I have been guilty of this on many occasions.  Hubby comes home from work, he had a bad day and he is BURSTING to tell me about it.  I tell him "Shhh, I'm on the computer working, I can't listen right now."  Daughter is hungry and pulling on my leg and I say "Hold on, mommy's on the phone."  The lady at the checkout in Christmas Tree Shop is a little slow one day, maybe her kid was up all night teething, and I am tapping my foot impatiently thinking about how this is going to affect ME.  That guy who pulled out in front of me on 130 and made me slam on my brakes (maybe he was rushing to get his sick kid from school) and I yell mean words at him.

Yes, we all have our own crap we are dealing with on a daily basis, and yes it is hard.  But maybe it is time we reach a hand out to someone else.  Invite them into our world.  Break down those boundaries.  Stop thinking about how everything that goes wrong is messing up what we had planned for the day, and instead think about how it may be just as hard for the other guy and just maybe a smile will make you both feel a bit better.



Maybe I sound like I am oversimplifying a bit.  But I just feel like people are so focused on themselves these days and forget that we are all fighting our own battles.  And that we are all human and we should be in this together not working against each other.

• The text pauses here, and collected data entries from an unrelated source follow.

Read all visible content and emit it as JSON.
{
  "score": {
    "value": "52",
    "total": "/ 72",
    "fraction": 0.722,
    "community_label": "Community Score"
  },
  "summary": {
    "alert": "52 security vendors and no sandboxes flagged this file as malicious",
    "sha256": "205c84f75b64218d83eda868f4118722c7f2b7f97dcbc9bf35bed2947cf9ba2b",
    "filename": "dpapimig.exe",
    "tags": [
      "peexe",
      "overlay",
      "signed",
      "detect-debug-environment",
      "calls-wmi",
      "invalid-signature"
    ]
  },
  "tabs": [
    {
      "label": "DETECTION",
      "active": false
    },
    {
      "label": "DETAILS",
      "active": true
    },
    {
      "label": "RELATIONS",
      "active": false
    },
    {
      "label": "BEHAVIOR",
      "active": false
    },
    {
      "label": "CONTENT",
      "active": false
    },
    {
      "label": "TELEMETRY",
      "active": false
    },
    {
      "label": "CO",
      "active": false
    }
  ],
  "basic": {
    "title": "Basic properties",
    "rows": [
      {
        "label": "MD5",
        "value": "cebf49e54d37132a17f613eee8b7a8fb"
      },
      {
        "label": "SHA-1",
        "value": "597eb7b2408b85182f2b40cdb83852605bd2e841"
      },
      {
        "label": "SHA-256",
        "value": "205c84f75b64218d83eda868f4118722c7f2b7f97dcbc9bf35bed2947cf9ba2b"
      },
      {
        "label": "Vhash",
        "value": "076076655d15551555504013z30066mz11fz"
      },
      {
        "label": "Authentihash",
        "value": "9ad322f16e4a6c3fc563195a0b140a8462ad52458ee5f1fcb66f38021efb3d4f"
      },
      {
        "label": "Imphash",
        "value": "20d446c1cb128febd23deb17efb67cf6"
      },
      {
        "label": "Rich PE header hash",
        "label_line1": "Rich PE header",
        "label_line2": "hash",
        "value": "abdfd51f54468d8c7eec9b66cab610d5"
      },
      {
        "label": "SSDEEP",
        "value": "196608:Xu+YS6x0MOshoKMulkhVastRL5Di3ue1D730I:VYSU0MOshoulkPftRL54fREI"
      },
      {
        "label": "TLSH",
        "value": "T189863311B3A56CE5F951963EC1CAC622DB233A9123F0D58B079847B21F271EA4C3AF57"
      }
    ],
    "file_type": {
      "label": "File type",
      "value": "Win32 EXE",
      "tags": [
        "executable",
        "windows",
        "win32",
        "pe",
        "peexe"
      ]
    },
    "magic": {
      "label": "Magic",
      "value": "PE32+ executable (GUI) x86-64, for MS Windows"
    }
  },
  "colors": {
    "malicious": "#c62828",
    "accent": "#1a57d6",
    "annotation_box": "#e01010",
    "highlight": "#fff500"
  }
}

That is why I love what I do.  It is my job to spend time with new people, chat with them, get to know them, make friends with them, catch a glimpse into their world.  Not every client I have met has become my friend.  But every time I strike up a conversation with a family I get a chance to see a different perspective and broaden my view of the world.  And in the meantime I'd like to think that I am spreading kindness and smiles to the people I meet.  Because couldn't the world use some more smiles?!  But by far the most important thing I do is record some of a family's most precious and priceless memories.

And that is why I feel like "Capturing Grace" is the perfect name for my business and what I aim to do.  This world we live in is not perfect, by any means!  Sometimes it is dark and you have to search really hard to find the beauty.  But I find it very time I focus  on the smile a child gives to his mom.  Every time I hold a tiny newborn in my arms and imagine her potential.  Every time I see a daddy put his baby girl on his shoulders or a family walking hand-in-hand.  Those are the moments when I know I have found Grace, even in the darkest of days.  And so, that is what I have decided to call my photography business.  Because for me it is less a business and more a way to share smiles with my fellow humans :)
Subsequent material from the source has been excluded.